The lawsuit stems from the false indictment of three former lacrosse players for allegedly raping Crystal Mangum, a Durham prostitute and stripper (who currently is charged with murdering a former boyfriend), at a party in March, 2006. I have written numerous articles on this case, which became famous (or infamous) on a number of fronts and ultimately was dismissed by North Carolina Attorney General Roy Cooper in April, 2007. K.C. Johnson, the college professor whose blog, Durham-in-Wonderland, has well-documented everything in that case, has commentary on the latest ruling from the justices, and it is well-worth reading.

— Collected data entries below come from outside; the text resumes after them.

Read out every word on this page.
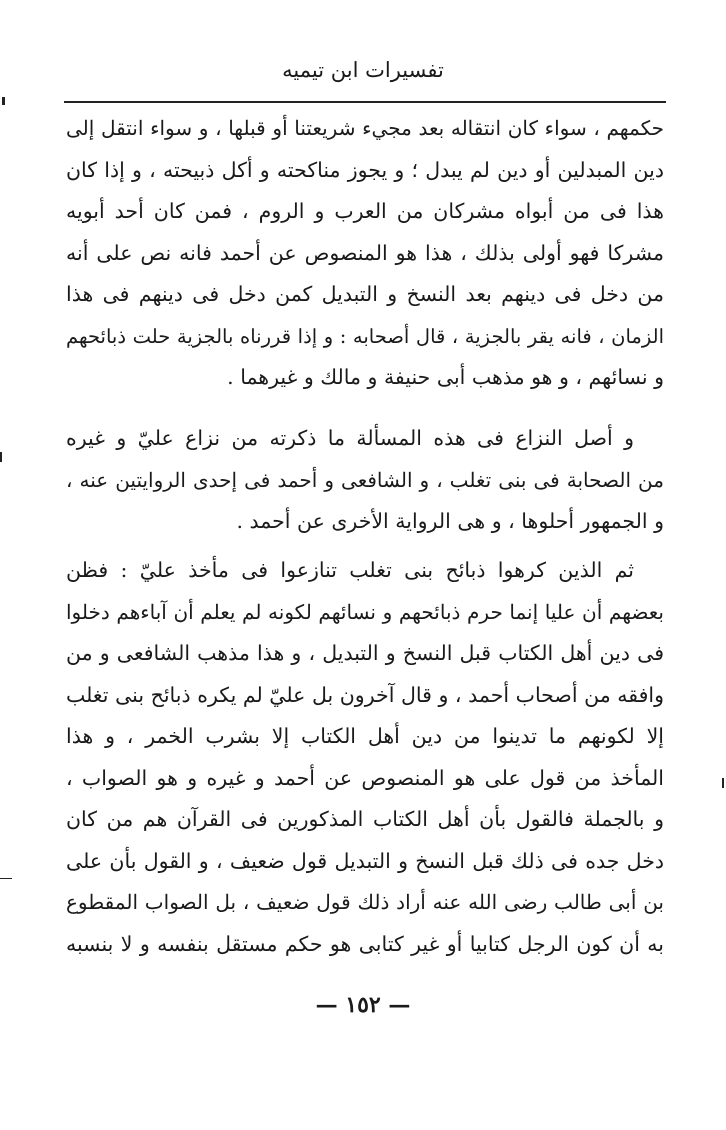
تفسيرات ابن تيميه
حكمهم ، سواء كان انتقاله بعد مجيء شريعتنا أو قبلها ، و سواء انتقل إلى
دين المبدلين أو دين لم يبدل ؛ و يجوز مناكحته و أكل ذبيحته ، و إذا كان
هذا فى من أبواه مشركان من العرب و الروم ، فمن كان أحد أبويه
مشركا فهو أولى بذلك ، هذا هو المنصوص عن أحمد فانه نص على أنه
من دخل فى دينهم بعد النسخ و التبديل كمن دخل فى دينهم فى هذا
الزمان ، فانه يقر بالجزية ، قال أصحابه : و إذا قررناه بالجزية حلت ذبائحهم
و نسائهم ، و هو مذهب أبى حنيفة و مالك و غيرهما .
و أصل النزاع فى هذه المسألة ما ذكرته من نزاع عليّ و غيره
من الصحابة فى بنى تغلب ، و الشافعى و أحمد فى إحدى الروايتين عنه ،
و الجمهور أحلوها ، و هى الرواية الأخرى عن أحمد .
ثم الذين كرهوا ذبائح بنى تغلب تنازعوا فى مأخذ عليّ : فظن
بعضهم أن عليا إنما حرم ذبائحهم و نسائهم لكونه لم يعلم أن آباءهم دخلوا
فى دين أهل الكتاب قبل النسخ و التبديل ، و هذا مذهب الشافعى و من
وافقه من أصحاب أحمد ، و قال آخرون بل عليّ لم يكره ذبائح بنى تغلب
إلا لكونهم ما تدينوا من دين أهل الكتاب إلا بشرب الخمر ، و هذا
المأخذ من قول على هو المنصوص عن أحمد و غيره و هو الصواب ،
و بالجملة فالقول بأن أهل الكتاب المذكورين فى القرآن هم من كان
دخل جده فى ذلك قبل النسخ و التبديل قول ضعيف ، و القول بأن على
بن أبى طالب رضى الله عنه أراد ذلك قول ضعيف ، بل الصواب المقطوع
به أن كون الرجل كتابيا أو غير كتابى هو حكم مستقل بنفسه و لا بنسبه
— ١٥٢ —
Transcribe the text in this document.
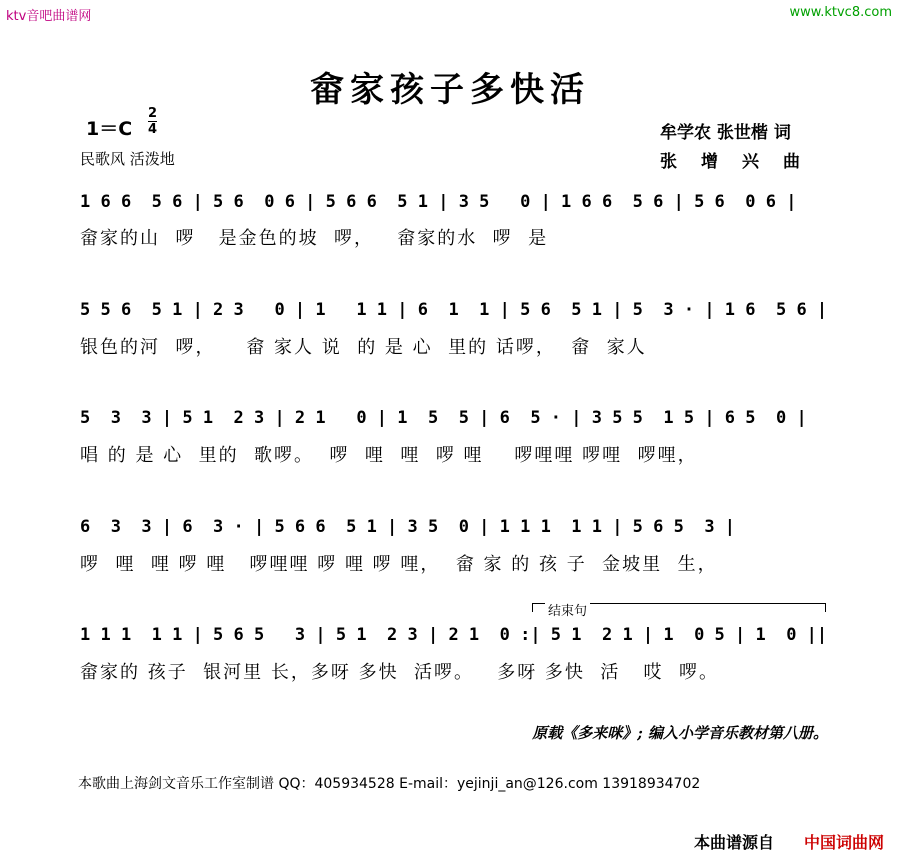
ktv音吧曲谱网	www.ktvc8.com
畲家孩子多快活
1＝C
2
4
民歌风 活泼地
牟学农 张世楷 词
张增兴曲
1 6 6  5 6 | 5 6  0 6 | 5 6 6  5 1 | 3 5   0 | 1 6 6  5 6 | 5 6  0 6 |
畲家的山  啰   是金色的坡  啰，   畲家的水  啰  是
5 5 6  5 1 | 2 3   0 | 1   1 1 | 6  1  1 | 5 6  5 1 | 5  3 · | 1 6  5 6 |
银色的河  啰，    畲 家人 说  的 是 心  里的 话啰，  畲  家人
5  3  3 | 5 1  2 3 | 2 1   0 | 1  5  5 | 6  5 · | 3 5 5  1 5 | 6 5  0 |
唱 的 是 心  里的  歌啰。  啰  哩  哩  啰 哩    啰哩哩 啰哩  啰哩，
6  3  3 | 6  3 · | 5 6 6  5 1 | 3 5  0 | 1 1 1  1 1 | 5 6 5  3 |
啰  哩  哩 啰 哩   啰哩哩 啰 哩 啰 哩，  畲 家 的 孩 子  金坡里  生，
结束句
1 1 1  1 1 | 5 6 5   3 | 5 1  2 3 | 2 1  0 :| 5 1  2 1 | 1  0 5 | 1  0 ||
畲家的 孩子  银河里 长，多呀 多快  活啰。   多呀 多快  活   哎  啰。
原载《多来咪》; 编入小学音乐教材第八册。
本歌曲上海剑文音乐工作室制谱 QQ：405934528 E-mail：yejinji_an@126.com 13918934702
本曲谱源自 中国词曲网
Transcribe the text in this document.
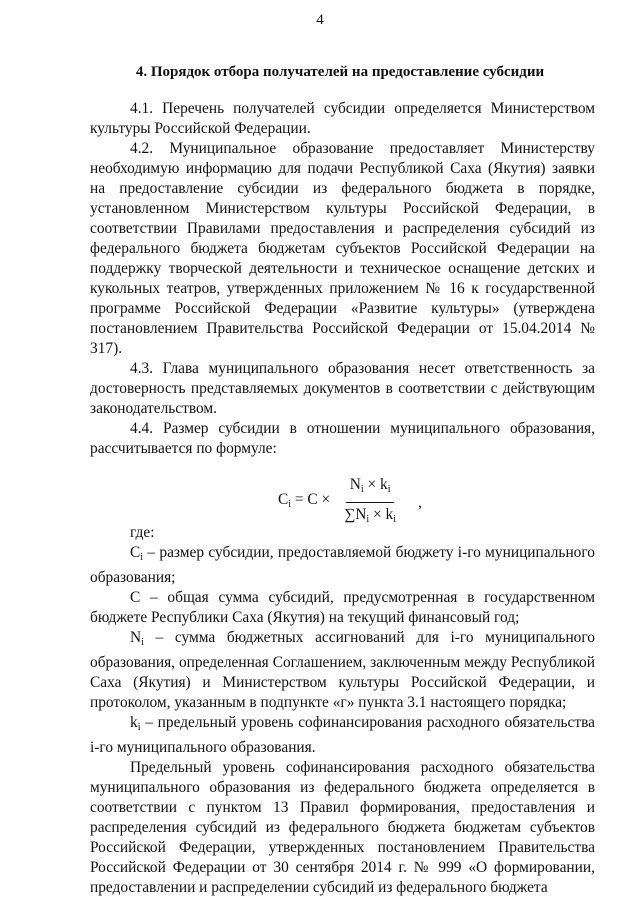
4
4. Порядок отбора получателей на предоставление субсидии

4.1. Перечень получателей субсидии определяется Министерством культуры Российской Федерации.

4.2. Муниципальное образование предоставляет Министерству необходимую информацию для подачи Республикой Саха (Якутия) заявки на предоставление субсидии из федерального бюджета в порядке, установленном Министерством культуры Российской Федерации, в соответствии Правилами предоставления и распределения субсидий из федерального бюджета бюджетам субъектов Российской Федерации на поддержку творческой деятельности и техническое оснащение детских и кукольных театров, утвержденных приложением № 16 к государственной программе Российской Федерации «Развитие культуры» (утверждена постановлением Правительства Российской Федерации от 15.04.2014 № 317).

4.3. Глава муниципального образования несет ответственность за достоверность представляемых документов в соответствии с действующим законодательством.

4.4. Размер субсидии в отношении муниципального образования, рассчитывается по формуле:

$C_i = C \times \frac{N_i \times k_i}{\sum N_i \times k_i}$ ,

где:

$C_i$ – размер субсидии, предоставляемой бюджету i-го муниципального образования;

C – общая сумма субсидий, предусмотренная в государственном бюджете Республики Саха (Якутия) на текущий финансовый год;

$N_i$ – сумма бюджетных ассигнований для i-го муниципального образования, определенная Соглашением, заключенным между Республикой Саха (Якутия) и Министерством культуры Российской Федерации, и протоколом, указанным в подпункте «г» пункта 3.1 настоящего порядка;

$k_i$ – предельный уровень софинансирования расходного обязательства i-го муниципального образования.

Предельный уровень софинансирования расходного обязательства муниципального образования из федерального бюджета определяется в соответствии с пунктом 13 Правил формирования, предоставления и распределения субсидий из федерального бюджета бюджетам субъектов Российской Федерации, утвержденных постановлением Правительства Российской Федерации от 30 сентября 2014 г. № 999 «О формировании, предоставлении и распределении субсидий из федерального бюджета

(The justices, however, do leave intact that lawsuits filed against former Durham police officers Mark Gottlieb and Ben Himan, both of whom played up-front roles in the "investigation" and also testified to the grand juries that returned criminal indictments against three of the players, David Evans, Collin Finnerty, and Reade Seligmann. Whether or not the courts decide to protect those two scofflaws in future proceedings is another matter.)